Miller has lectured nationally and internationally on modernist art as it relates to American literature and art, and she is a popular speaker and book discussion leader for the Pennsylvania Humanities Council and the National Endowment for the Humanities.  She served as guest scholar for C-Span’s two-hour show on Hemingway, aired live from Key West, Florida, as part of C-Span’s ongoing series “American Writers: A Journey Through History,” and is a scholar featured in the documentary “Young Hemingway & His Enduring Eden,” about Hemingway’s summers in Northern Michigan as a boy and young man.  She has served as a scholarly consultant on expatriate American writers and artists for American Playhouse, PBS, and for a special exhibition (“Making It New: The Art and Style of Sara and Gerald Murphy”) at Williams College Museum of Art in 2007 followed by a selected national tour, including Yale University and The Dallas Museum of Art in 2008.
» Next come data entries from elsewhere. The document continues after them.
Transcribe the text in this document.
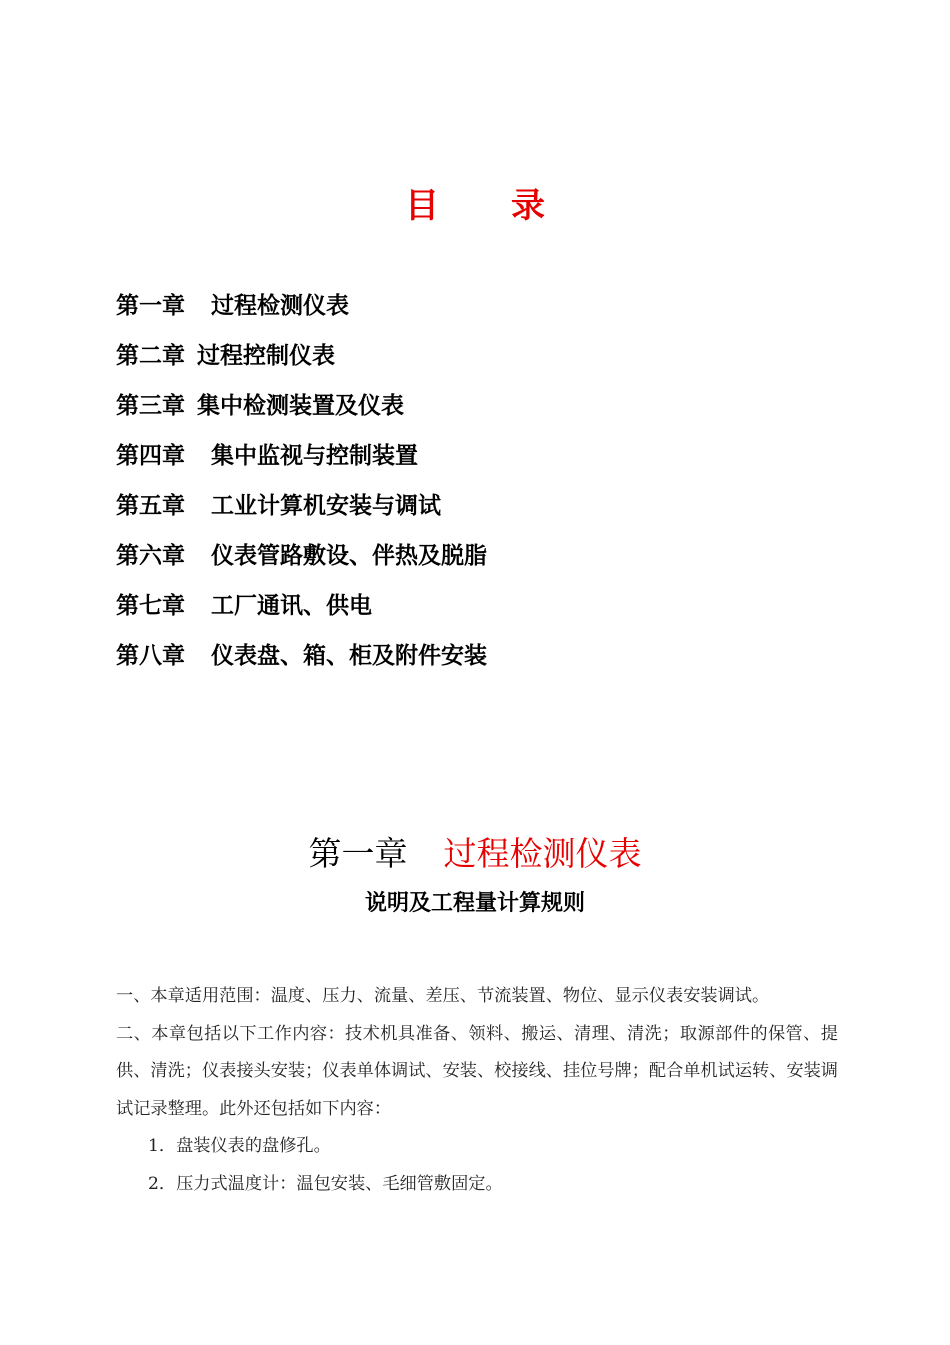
目录
第一章 过程检测仪表
第二章 过程控制仪表
第三章 集中检测装置及仪表
第四章 集中监视与控制装置
第五章 工业计算机安装与调试
第六章 仪表管路敷设、伴热及脱脂
第七章 工厂通讯、供电
第八章 仪表盘、箱、柜及附件安装
第一章 过程检测仪表
说明及工程量计算规则

一、本章适用范围：温度、压力、流量、差压、节流装置、物位、显示仪表安装调试。

二、本章包括以下工作内容：技术机具准备、领料、搬运、清理、清洗；取源部件的保管、提供、清洗；仪表接头安装；仪表单体调试、安装、校接线、挂位号牌；配合单机试运转、安装调试记录整理。此外还包括如下内容：

1．盘装仪表的盘修孔。

2．压力式温度计：温包安装、毛细管敷固定。
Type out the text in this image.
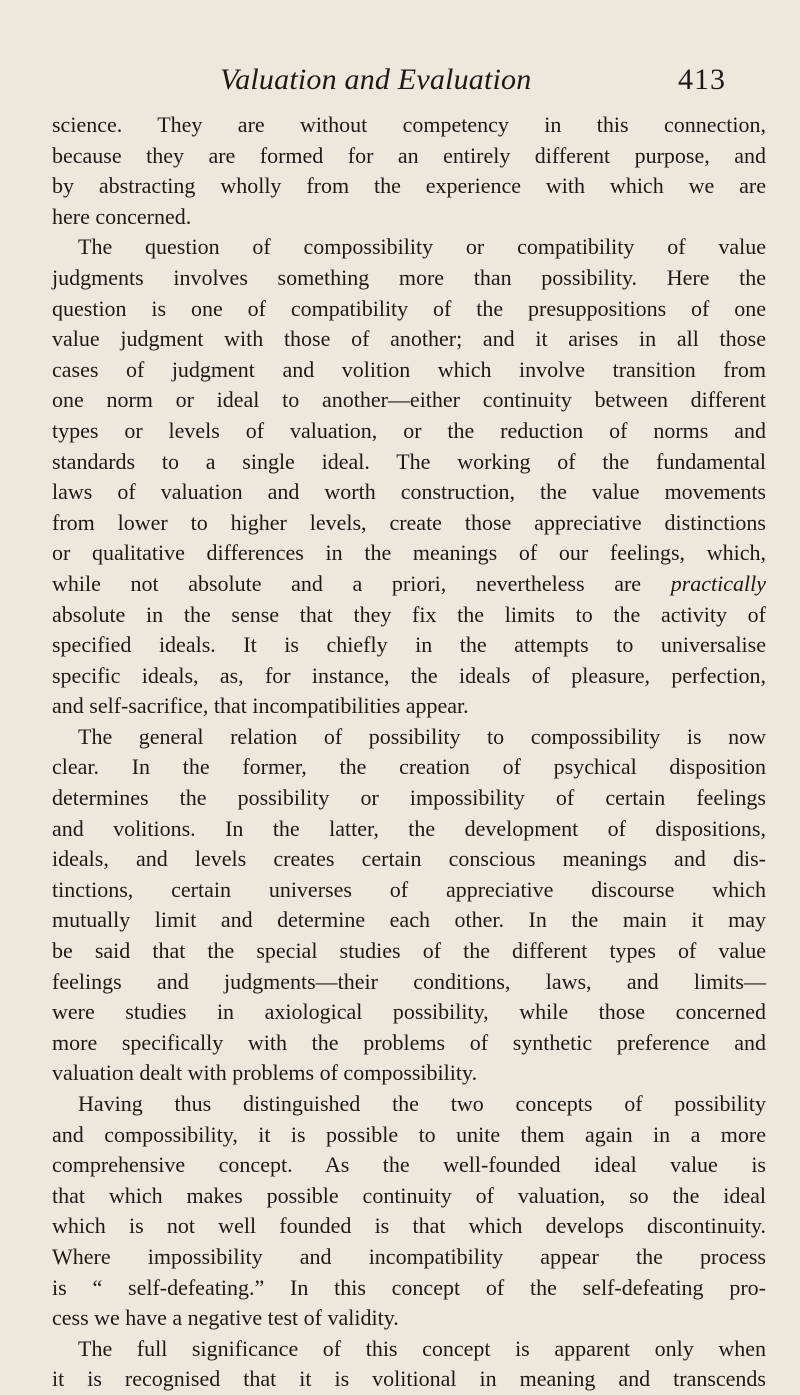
Valuation and Evaluation	413

science. They are without competency in this connection,
because they are formed for an entirely different purpose, and
by abstracting wholly from the experience with which we are
here concerned.

The question of compossibility or compatibility of value
judgments involves something more than possibility. Here the
question is one of compatibility of the presuppositions of one
value judgment with those of another; and it arises in all those
cases of judgment and volition which involve transition from
one norm or ideal to another—either continuity between different
types or levels of valuation, or the reduction of norms and
standards to a single ideal. The working of the fundamental
laws of valuation and worth construction, the value movements
from lower to higher levels, create those appreciative distinctions
or qualitative differences in the meanings of our feelings, which,
while not absolute and a priori, nevertheless are practically
absolute in the sense that they fix the limits to the activity of
specified ideals. It is chiefly in the attempts to universalise
specific ideals, as, for instance, the ideals of pleasure, perfection,
and self-sacrifice, that incompatibilities appear.

The general relation of possibility to compossibility is now
clear. In the former, the creation of psychical disposition
determines the possibility or impossibility of certain feelings
and volitions. In the latter, the development of dispositions,
ideals, and levels creates certain conscious meanings and dis-
tinctions, certain universes of appreciative discourse which
mutually limit and determine each other. In the main it may
be said that the special studies of the different types of value
feelings and judgments—their conditions, laws, and limits—
were studies in axiological possibility, while those concerned
more specifically with the problems of synthetic preference and
valuation dealt with problems of compossibility.

Having thus distinguished the two concepts of possibility
and compossibility, it is possible to unite them again in a more
comprehensive concept. As the well-founded ideal value is
that which makes possible continuity of valuation, so the ideal
which is not well founded is that which develops discontinuity.
Where impossibility and incompatibility appear the process
is “ self-defeating.” In this concept of the self-defeating pro-
cess we have a negative test of validity.

The full significance of this concept is apparent only when
it is recognised that it is volitional in meaning and transcends
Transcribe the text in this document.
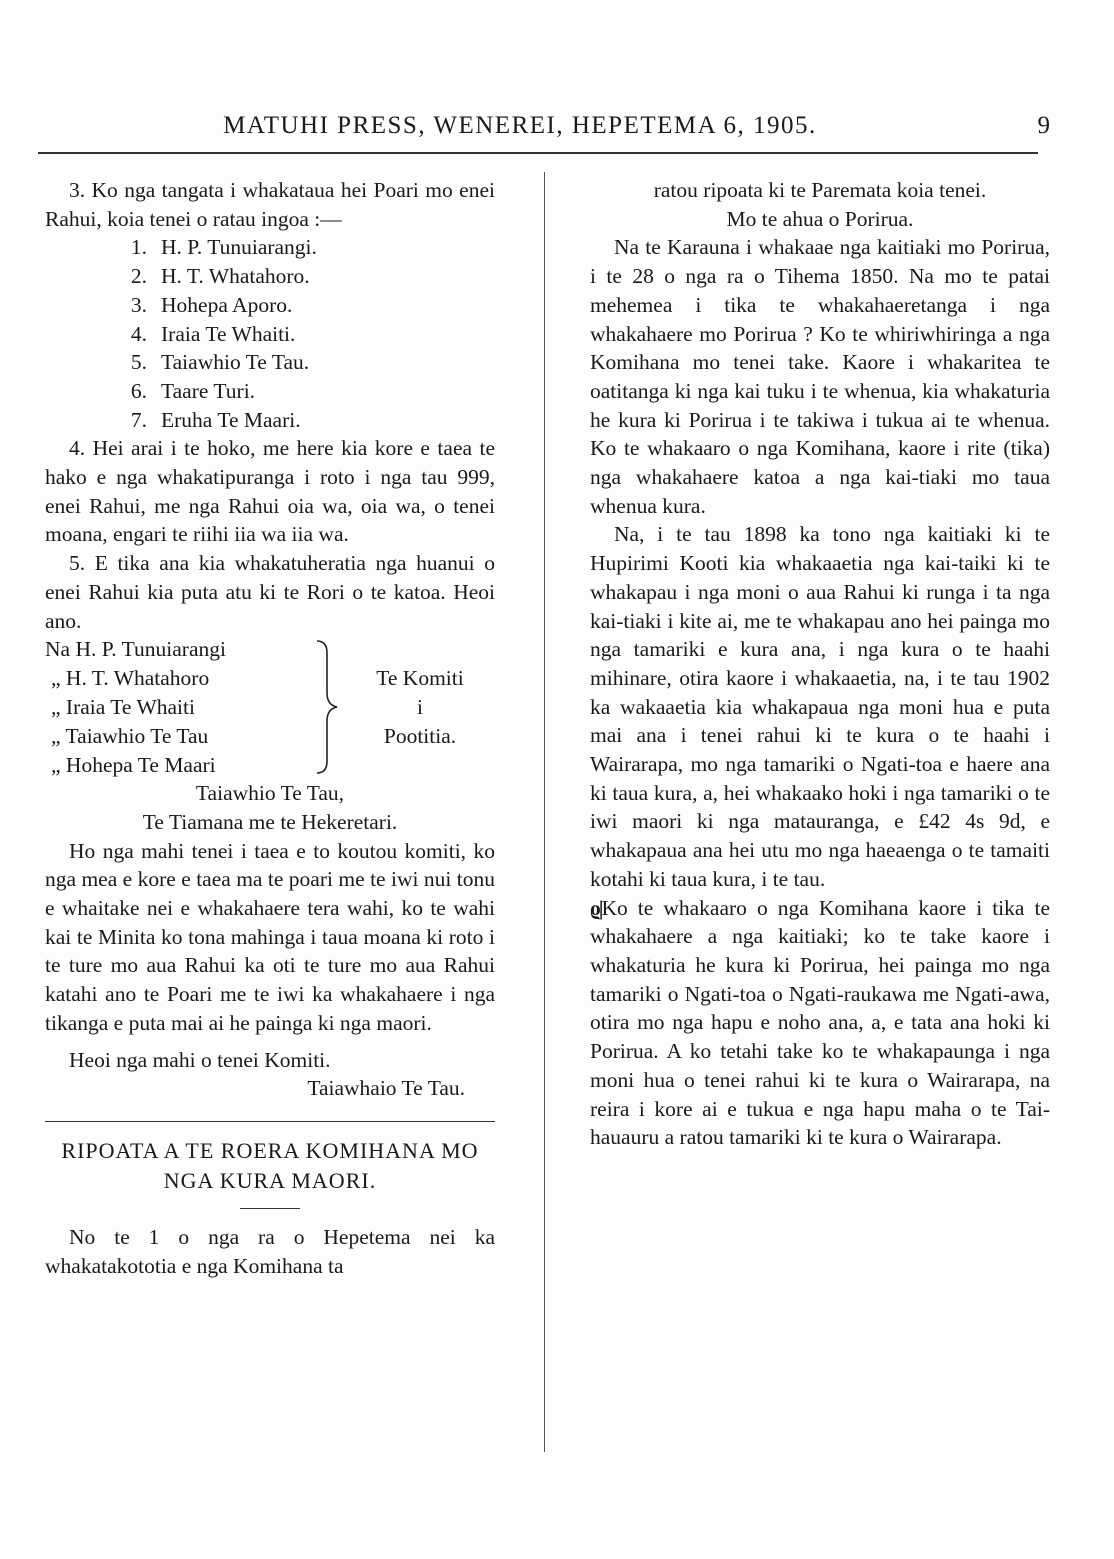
MATUHI PRESS, WENEREI, HEPETEMA 6, 1905.	9

3. Ko nga tangata i whakataua hei Poari mo enei Rahui, koia tenei o ratau ingoa :—

1. H. P. Tunuiarangi.
2. H. T. Whatahoro.
3. Hohepa Aporo.
4. Iraia Te Whaiti.
5. Taiawhio Te Tau.
6. Taare Turi.
7. Eruha Te Maari.

4. Hei arai i te hoko, me here kia kore e taea te hako e nga whakatipuranga i roto i nga tau 999, enei Rahui, me nga Rahui oia wa, oia wa, o tenei moana, engari te riihi iia wa iia wa.

5. E tika ana kia whakatuheratia nga huanui o enei Rahui kia puta atu ki te Rori o te katoa. Heoi ano.

Na H. P. Tunuiarangi
„ H. T. Whatahoro
„ Iraia Te Whaiti
„ Taiawhio Te Tau
„ Hohepa Te Maari
Te Komiti
i
Pootitia.

Taiawhio Te Tau,

Te Tiamana me te Hekeretari.

Ho nga mahi tenei i taea e to koutou komiti, ko nga mea e kore e taea ma te poari me te iwi nui tonu e whaitake nei e whakahaere tera wahi, ko te wahi kai te Minita ko tona mahinga i taua moana ki roto i te ture mo aua Rahui ka oti te ture mo aua Rahui katahi ano te Poari me te iwi ka whakahaere i nga tikanga e puta mai ai he painga ki nga maori.

Heoi nga mahi o tenei Komiti.

Taiawhaio Te Tau.

RIPOATA A TE ROERA KOMIHANA MO NGA KURA MAORI.

No te 1 o nga ra o Hepetema nei ka whakatakototia e nga Komihana ta

ratou ripoata ki te Paremata koia tenei.

Mo te ahua o Porirua.

Na te Karauna i whakaae nga kaitiaki mo Porirua, i te 28 o nga ra o Tihema 1850. Na mo te patai mehemea i tika te whakahaeretanga i nga whakahaere mo Porirua ? Ko te whiriwhiringa a nga Komihana mo tenei take. Kaore i whakaritea te oatitanga ki nga kai tuku i te whenua, kia whakaturia he kura ki Porirua i te takiwa i tukua ai te whenua. Ko te whakaaro o nga Komihana, kaore i rite (tika) nga whakahaere katoa a nga kai-tiaki mo taua whenua kura.

Na, i te tau 1898 ka tono nga kaitiaki ki te Hupirimi Kooti kia whakaaetia nga kai-taiki ki te whakapau i nga moni o aua Rahui ki runga i ta nga kai-tiaki i kite ai, me te whakapau ano hei painga mo nga tamariki e kura ana, i nga kura o te haahi mihinare, otira kaore i whakaaetia, na, i te tau 1902 ka wakaaetia kia whakapaua nga moni hua e puta mai ana i tenei rahui ki te kura o te haahi i Wairarapa, mo nga tamariki o Ngati-toa e haere ana ki taua kura, a, hei whakaako hoki i nga tamariki o te iwi maori ki nga matauranga, e £42 4s 9d, e whakapaua ana hei utu mo nga haeaenga o te tamaiti kotahi ki taua kura, i te tau.

ϱ|Ko te whakaaro o nga Komihana kaore i tika te whakahaere a nga kaitiaki; ko te take kaore i whakaturia he kura ki Porirua, hei painga mo nga tamariki o Ngati-toa o Ngati-raukawa me Ngati-awa, otira mo nga hapu e noho ana, a, e tata ana hoki ki Porirua. A ko tetahi take ko te whakapaunga i nga moni hua o tenei rahui ki te kura o Wairarapa, na reira i kore ai e tukua e nga hapu maha o te Tai-hauauru a ratou tamariki ki te kura o Wairarapa.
Miller has been a Danforth Foundation Associate as well as a Lilly Foundation Post-Doctoral Fellow.  She was selected as the Penn State Humanities Laureate for 2011-12.

In addition to her degree from Hope, she holds an M.A. from The Ohio State University and a Ph.D. from the University of Delaware.

The Clarence De Graaf Lectureship was established in 1988 by the family of Dr. Clarence De Graaf in memory of his service on the faculty of Hope College. De Graaf, who died in 1986, taught in the department of English for 44 years, from 1928 until his retirement in 1972, and served as department chair for 25 of those years.

The Anderson-Werkman Financial Center is located at 100 E. Eighth St., between College and Columbia avenues.  The Martha Miller Center for Global Communication is located at 257 Columbia Ave., at the corner of Columbia Avenue and 10th Street.